Non è un mistero, dopotutto, che alcuni dei grandi nomi della musica sono stati apprezzati per le loro canzoni che sono delle vere e proprie poesie. Per citarne solo alcuni, “Hallelujah” di Leonard Cohene “Blowin’ in the wind” di Bob Dylan, la discografia di Patty Smith, e Fabrizio De André o Pino Daniele tra le perle italiane.
Questi artisti rendono quasi incredibile il preambolo di questo articolo e confermano senza nemmeno dover proferire parola che sì, la canzone è una forma di poesia.

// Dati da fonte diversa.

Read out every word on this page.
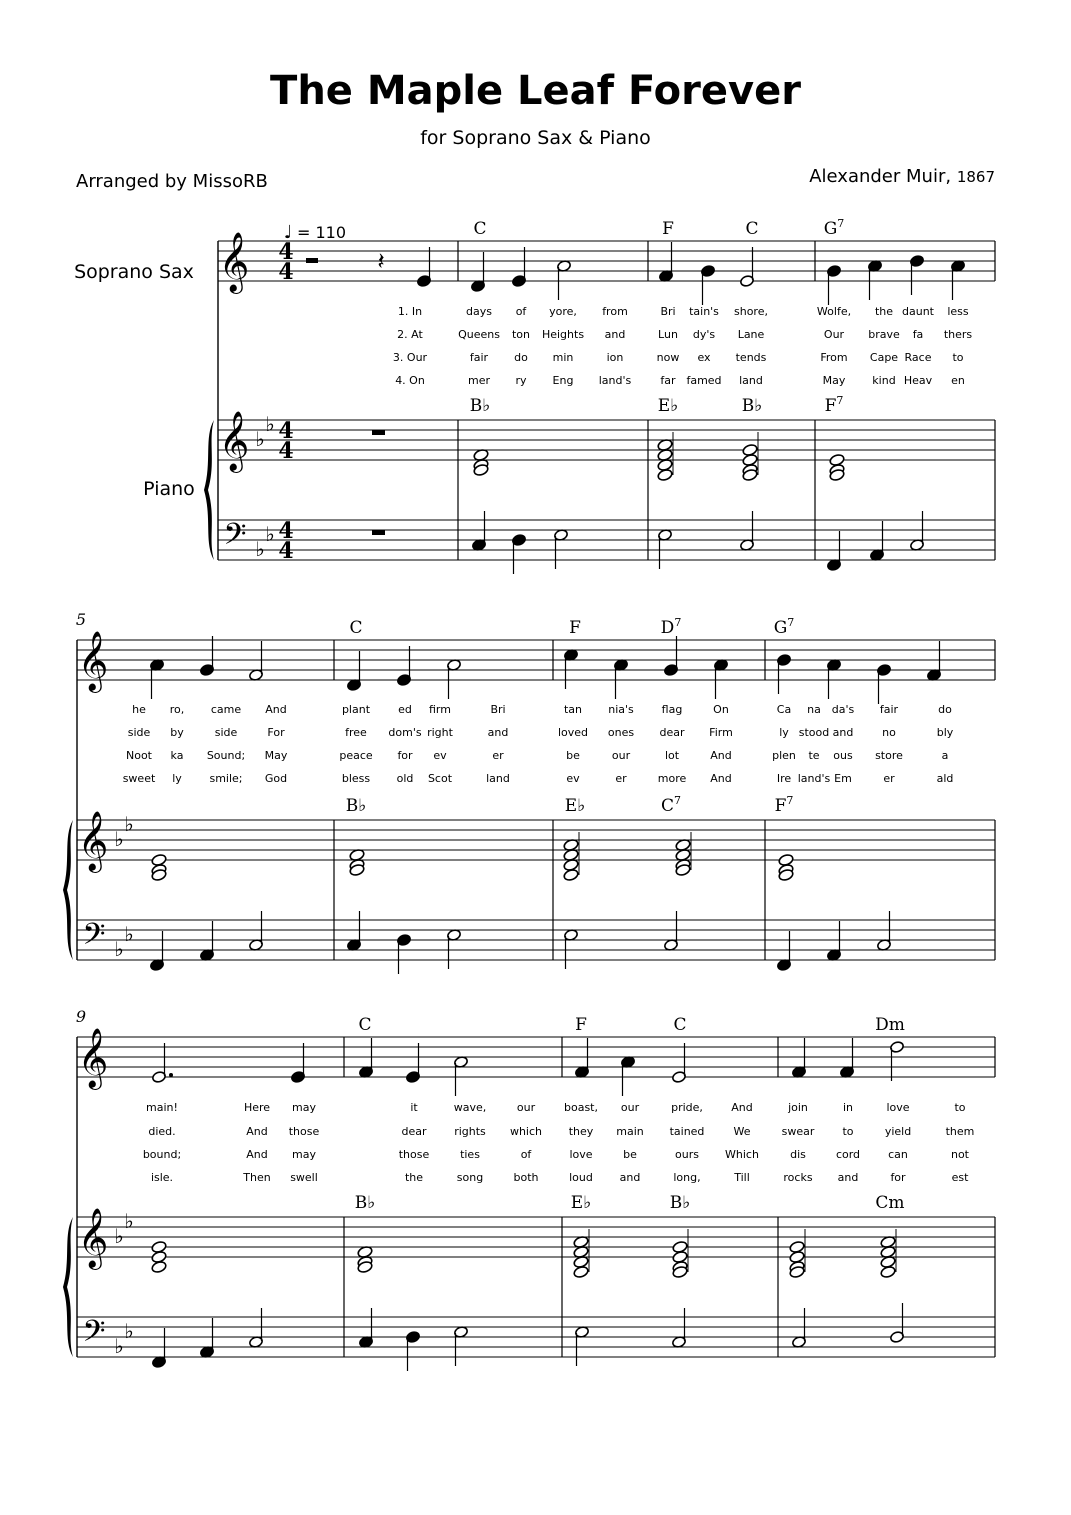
The Maple Leaf Forever
for Soprano Sax & Piano
Arranged by MissoRB	Alexander Muir, 1867
𝄞
𝄞
𝄢
♭
♭
♭
♭
4
4
4
4
4
4
𝄞
𝄞
𝄢
♭
♭
♭
♭
5
𝄞
𝄞
𝄢
♭
♭
♭
♭
9
Soprano Sax
Piano
♩ = 110	C	F	C	$G^7$
B♭	E♭	B♭	$F^7$
C	F	$D^7$	$G^7$
B♭	E♭	$C^7$	$F^7$
C	F	C	Dm
B♭	E♭	B♭	Cm
1. In	days of yore, from	Bri tain's shore,	Wolfe, the daunt less
2. At	Queens ton Heights and	Lun dy's Lane	Our brave fa thers
3. Our	fair do min	ion	now ex tends	From Cape Race to
4. On	mer ry Eng land's	far famed land	May kind Heav en
he ro, came And	plant	ed firm	Bri	tan nia's	flag	On	Ca na da's fair	do
side by	side	For	free dom's right	and	loved ones dear Firm	ly stood and	no	bly
Noot ka Sound; May	peace for ev	er	be	our	lot	And	plen te ous store	a
sweet ly	smile; God	bless old Scot	land	ev	er	more And	Ire land's Em	er	ald
main!	Here may	it	wave,	our	boast, our	pride,	And	join	in	love	to
died.	And those	dear	rights which they main tained	We	swear	to	yield	them
bound;	And may	those	ties	of	love	be	ours Which	dis	cord	can	not
isle.	Then swell	the	song	both	loud and	long,	Till	rocks and	for	est
𝄽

Cosa è più difficile, nel contesto contemporaneo, è trovare un accordo tra le generazioni contemporanee, che leggono sempre meno e ascoltano sempre di più quello che passa su Spotify, e le generazioni precedenti, che erano più facilmente inebriate dalle emozioni dei versi scritti su carta e che magari giudicano frettolosamente il sound moderno delle canzoni tanto in voga in questo millennio.
Si tratta, dunque, di un duello generazionale, e quindi la domanda non può che essere sulla reciprocità della riscrittura della poesia e della canzone.
Ovvero: Ma se il testo di una canzone può quindi essere letto ed interpretato nella sua chiave poetica funzionando alla perfezione, può una canzone essere riscritta sotto forma di poesia e abbracciare il pubblico più purista e sostenitore del verso?
Per rispondere a questa domanda bisogna prima addentrarsi in un’area specifica della scrittura in versi, che è quella del sonetto.
Ovviamente, non si può parlare di sonetto se non tramite colui che è considerato il padre del sonetto inglese, William Shakespeare. Come si può ricordare, è l’autore dei 154 sonetti che parlano di amore, bellezza, mortalità e scorrere del tempo, scritti in 14 pentametri giambici disposti in tre quartine in rima alternata più un distico conclusivo in rima baciata. I sonetti di Shakespeare gettano le basi su cui si andrà a sviluppare la tipica modalità di sonettista inglese, che si discostava da quella italiana, dove il sonetto si componeva di due quartine e due terzine.
Ma perché proprio il pentametro giambico e non un altro metro per Shakespeare?
In parte, perché è molto semplice da inserire nella lingua inglese. I più romantici hanno però trovato un’altra risposta all’interrogativo, è cioè che il metro giambico segue anche l’andamento del battito del cuore. Insomma, la poesia di Shakespeare non parla solo delle forme di amore, ma segue anche il ritmo dello strumento d’amore per eccellenza.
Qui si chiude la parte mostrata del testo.